Multinational Gas and Petrochemical Co v Multinational Gas and Petrochemical Services Ltd
Royal Coat of Arms of the United Kingdom.svg
Court Court of Appeal
Decided 16 February 1983 (1983-02-16)
Citation(s) [1983] Ch 258
Court membership
Judge(s) sitting
Keywords
Directors' duties

Multinational Gas and Petrochemical Co v Multinational Gas and Petrochemical Services Ltd [1983] Ch 258 is a leading United Kingdom company law case relating to directors' liability. The case is the principal authority for the proposition that a company will not be able to make any claim against a director for breach of duty where the acts of the director have been ratified by the members of the company.

The plaintiff company (Multinational Gas and Petrochemical Co) was a joint venture company formed between three shareholders to engage in trading, storing and shipping liquified natural gas. Originally the company was to have been incorporated in the United Kingdom, but after taking tax advice it was incorporated in Liberia instead, and a separate English company - Multinational Gas and Petrochemical Services Ltd (referred to as "Services") in the judgment - was incorporated to act as broker and agent. The board of directors of the plaintiff company was composed of appointees from the three shareholders.

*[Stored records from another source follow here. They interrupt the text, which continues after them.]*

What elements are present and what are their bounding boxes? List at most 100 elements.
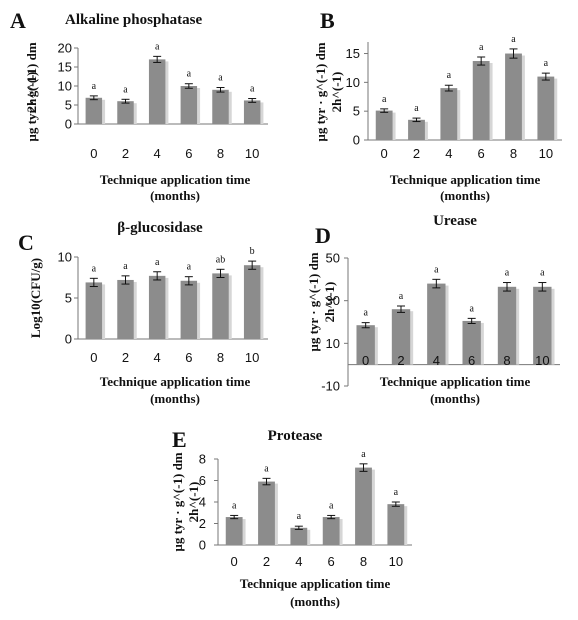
bar xyxy=(356,325,375,365)
y-tick-label: 2 xyxy=(199,516,206,531)
chart-panel-a: A Alkaline phosphatase 0 5 10 15 20 a 0 a 2 a 4 a 6 a 8 a… xyxy=(10,8,268,203)
significance-label: a xyxy=(329,500,334,511)
y-tick-label: -10 xyxy=(321,379,340,394)
significance-label: a xyxy=(123,261,128,272)
significance-label: a xyxy=(187,69,192,80)
bar xyxy=(117,279,134,339)
x-axis-label-unit: (months) xyxy=(430,391,480,406)
bar xyxy=(85,282,103,339)
bar xyxy=(225,517,243,545)
significance-label: a xyxy=(232,500,237,511)
bar xyxy=(472,61,490,140)
y-tick-label: 8 xyxy=(199,452,206,467)
bar xyxy=(322,517,340,545)
panel-letter: C xyxy=(18,230,34,255)
panel-letter: D xyxy=(315,223,331,248)
x-tick-label: 0 xyxy=(90,146,97,161)
x-axis-label-unit: (months) xyxy=(150,188,200,203)
y-tick-label: 10 xyxy=(58,79,72,94)
x-tick-label: 4 xyxy=(154,350,161,365)
y-tick-label: 0 xyxy=(199,538,206,553)
panel-letter: E xyxy=(172,427,187,452)
x-tick-label: 8 xyxy=(510,146,517,161)
bar xyxy=(180,280,198,339)
bar xyxy=(537,76,555,140)
y-tick-label: 0 xyxy=(65,332,72,347)
bar xyxy=(117,101,134,124)
x-tick-label: 4 xyxy=(295,554,302,569)
x-tick-label: 8 xyxy=(503,353,510,368)
x-tick-label: 10 xyxy=(245,146,259,161)
significance-label: a xyxy=(434,264,439,275)
x-axis-label-unit: (months) xyxy=(290,594,340,609)
significance-label: a xyxy=(382,94,387,105)
chart-panel-b: B 0 5 10 15 a 0 a 2 a 4 a 6 a 8 a 10 Technique applicatio… xyxy=(313,8,562,203)
x-tick-label: 10 xyxy=(245,350,259,365)
x-tick-label: 6 xyxy=(468,353,475,368)
x-tick-label: 8 xyxy=(217,146,224,161)
chart-panel-c: Cβ-glucosidase 0 5 10 a 0 a 2 a 4 a 6 ab 8 b 10 Techniqu… xyxy=(18,220,268,406)
bar xyxy=(497,286,517,365)
significance-label: a xyxy=(250,84,255,95)
y-tick-label: 4 xyxy=(199,495,206,510)
x-tick-label: 4 xyxy=(433,353,440,368)
y-tick-label: 15 xyxy=(58,60,72,75)
bar xyxy=(148,275,166,339)
bar xyxy=(243,100,261,124)
y-axis-label-unit: 2h^(-1) xyxy=(329,72,344,113)
y-axis-label: Log10(CFU/g) xyxy=(28,258,43,338)
y-tick-label: 10 xyxy=(58,250,72,265)
bar xyxy=(212,89,229,124)
chart-title: Alkaline phosphatase xyxy=(65,12,202,28)
x-tick-label: 0 xyxy=(90,350,97,365)
significance-label: a xyxy=(155,41,160,52)
y-tick-label: 5 xyxy=(353,104,360,119)
bar xyxy=(440,88,458,140)
y-tick-label: 0 xyxy=(353,133,360,148)
bar xyxy=(180,86,198,124)
x-axis-label-unit: (months) xyxy=(150,391,200,406)
bar xyxy=(533,286,552,365)
x-tick-label: 2 xyxy=(397,353,404,368)
x-tick-label: 4 xyxy=(445,146,452,161)
bar xyxy=(148,59,166,124)
y-tick-label: 50 xyxy=(326,251,340,266)
y-tick-label: 15 xyxy=(346,46,360,61)
significance-label: a xyxy=(92,81,97,92)
bar xyxy=(462,320,481,365)
chart-panel-d: D Urease -10 10 30 50 a 0 a 2 a 4 a 6 a 8 a 10 Technique a… xyxy=(306,213,560,406)
panel-letter: A xyxy=(10,8,26,33)
bar xyxy=(355,467,372,545)
x-tick-label: 6 xyxy=(185,350,192,365)
chart-panel-e: E Protease 0 2 4 6 8 a 0 a 2 a 4 a 6 a 8 a 10 Technique app… xyxy=(170,427,412,609)
significance-label: a xyxy=(540,268,545,279)
y-tick-label: 10 xyxy=(326,336,340,351)
y-tick-label: 0 xyxy=(65,117,72,132)
significance-label: a xyxy=(479,42,484,53)
x-tick-label: 10 xyxy=(389,554,403,569)
y-axis-label-unit: 2h^(-1) xyxy=(186,482,201,523)
x-axis-label: Technique application time xyxy=(380,374,531,389)
x-tick-label: 2 xyxy=(263,554,270,569)
x-tick-label: 0 xyxy=(362,353,369,368)
y-axis-label-unit: 2h^(-1) xyxy=(24,72,39,113)
x-axis-label: Technique application time xyxy=(240,576,391,591)
x-tick-label: 8 xyxy=(360,554,367,569)
bar xyxy=(505,53,522,140)
x-tick-label: 4 xyxy=(154,146,161,161)
bar xyxy=(212,273,229,339)
significance-label: a xyxy=(92,263,97,274)
y-axis-label: µg tyr · g^(-1) dm xyxy=(24,42,39,141)
chart-title: β-glucosidase xyxy=(117,220,203,236)
bar xyxy=(85,97,103,124)
y-tick-label: 6 xyxy=(199,473,206,488)
x-tick-label: 10 xyxy=(535,353,549,368)
significance-label: a xyxy=(363,308,368,319)
y-tick-label: 5 xyxy=(65,291,72,306)
significance-label: b xyxy=(250,246,255,257)
significance-label: a xyxy=(505,268,510,279)
x-axis-label: Technique application time xyxy=(100,172,251,187)
significance-label: a xyxy=(469,303,474,314)
y-tick-label: 5 xyxy=(65,98,72,113)
x-tick-label: 2 xyxy=(413,146,420,161)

Although the business was initially successful, it later collapsed with its liabilities exceeding the value of its assets by over GBP113 million. A liquidator was appointed, and began examining ways in which the company might seek to recover against third parties for the benefit of the creditors. The liquidator brought proceedings against Services alleging negligence in relation to the provision of financial information to the company. In the same action it also brought proceedings against each of its directors alleging negligence in failing to appreciate the obvious deficiency in information provided by services, and making highly speculative and negligent decisions which could not reasonably be regarded as coming within the "business judgment rule".

Although the case is remembered primarily for the statements with respect to company law (referred to in both arguments and the judgment as the "company law point"), the actual decision that the Court of Appeal was required to make related to a procedural point on leave to serve proceedings out of the jurisdiction under RSC Order 11 (now repealed). Because none of the directors were resident in the United Kingdom, and none of the acts complained of by the directors had occurred within the jurisdiction (all board meetings had occurred overseas for tax reasons), it was necessary to obtain the leave of the court to serve out. In order to do so, the plaintiff company needed to satisfy the court either that the acts complained of occurred within the jurisdiction (which the court disposed of rapidly), or that the defendants were a necessary and proper party to an action which was properly commenced against a defendant within the jurisdiction (Services). On this latter point most of the argument was focused.